The music for the National Anthem was composed by Mr C Van Roland Edwards, who was born in 1912. Though he had no formal training in music al composition, he was a composer of some renown. In 1967 the music of the National Anthem was re-arranged. This work was undertaken by Inspector Prince Cave of the Royal Barbados Police Band. The Anthem was given a more sustained harmony while at the same time retaining the original tune. 

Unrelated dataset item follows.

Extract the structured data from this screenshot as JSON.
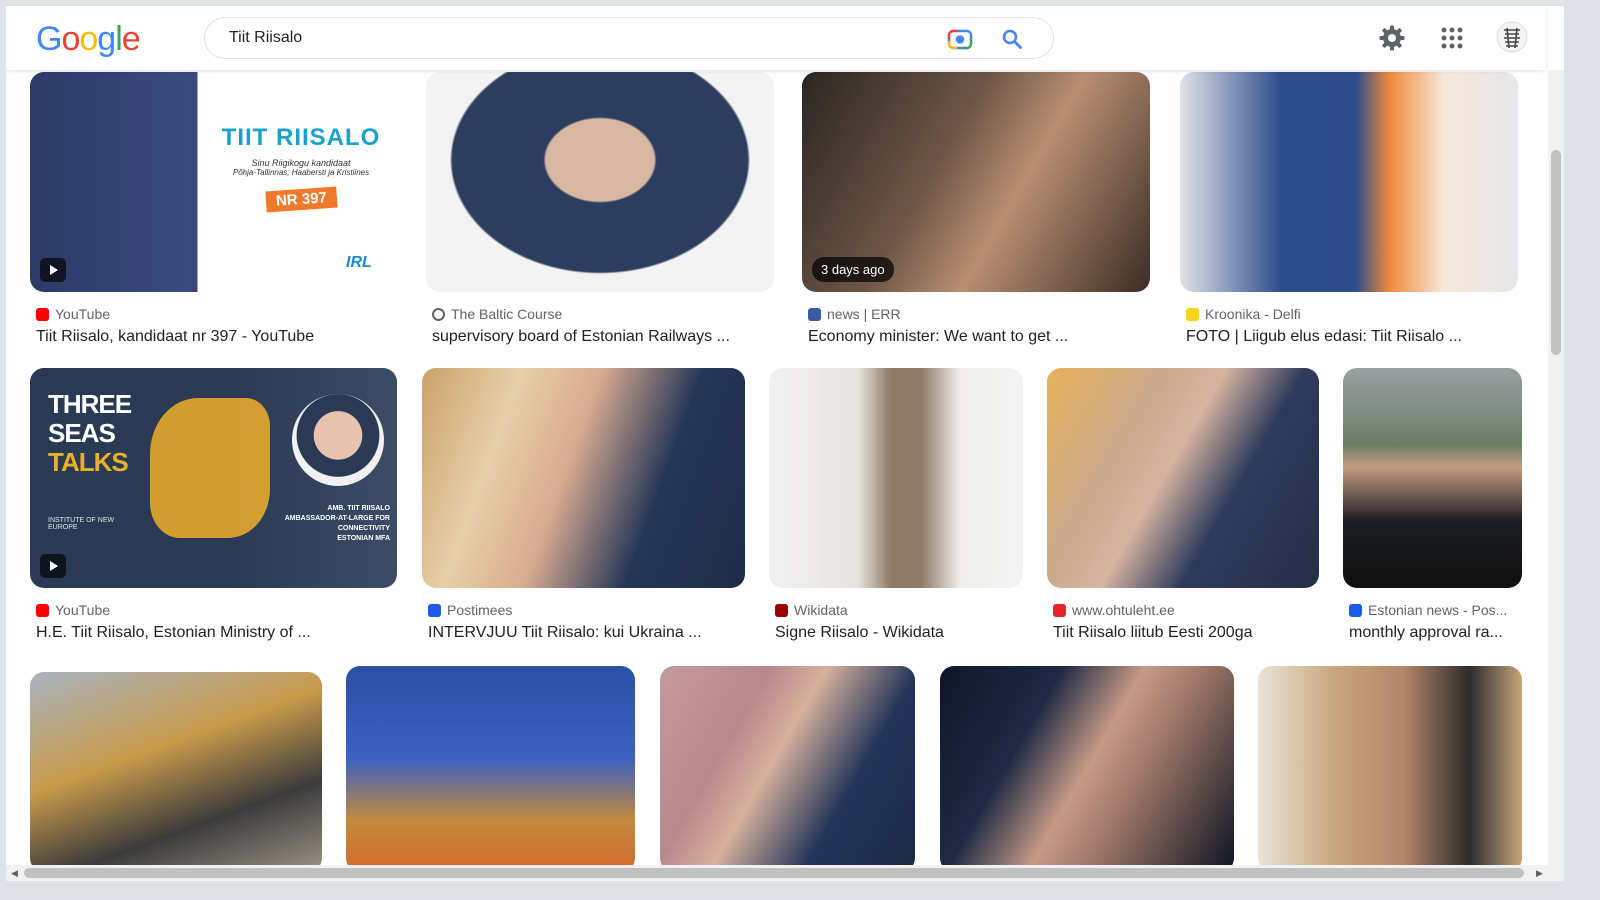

The Lyrics of the National Anthem of Barbados were written by Mr Irving Burgie who was born in Brooklyn, New York, USA of a Barbadian mother and American father. Mr Burgie has composed works for 'Ballad for Bimshire' and 'Island in the Sun', he has also written for a number of internationally famous artistes. Among his works is 'The West Indian Song Book'. 

The National Flag

The National Flag was designed by Mr Grantley Prescod, an outstanding secondary school master and Education Officer. The Flag of Barbados The National Flag of Barbados is composed of three equal vertical panels – the outer panels of ultramarine and the centre panel of gold. A broken trident in black is in the centre of the flag. The British standard colour code numbers for the colours of the flag are as follows – Ultramarine (BCC 148), Gold (BS 0/002). The flag is designated in the proportion 3:2. The description of the flag – Blue for the sea and sky of Barbados; Gold for the sand of its beaches. The symbol in the centre panel is the Trident of the Mythical sea god, Neptune. This symbol appears in the Seal of the colony which was replaced by the Barbados Coat of Arms. The shaft of the Trident is broken indicating Barbados' break with its historical and constitutional ties as a former colony.   

The National Flower

The National Flower of Barbados is the Pride of Barbados (Dwarf Poinciana or Flower Fence). It is a shrub and is often pruned into a low hedge. If untrimmed, it grows to a height of 10 to 15 feet. It is a member of the Legume family and can be found in other tropical countries. The Pride of Barbados blooms most of the year. The more common varieties are a fiery red and yellow although other colour variations can be found. The flower has five petals with a yellow margin in a pyramidal inflorescence. Each flower is about 1.5 inches across with five sepals. The 10 stamens are long and the pistils project from the centre of the flower. The fifth petal is far smaller than the other four.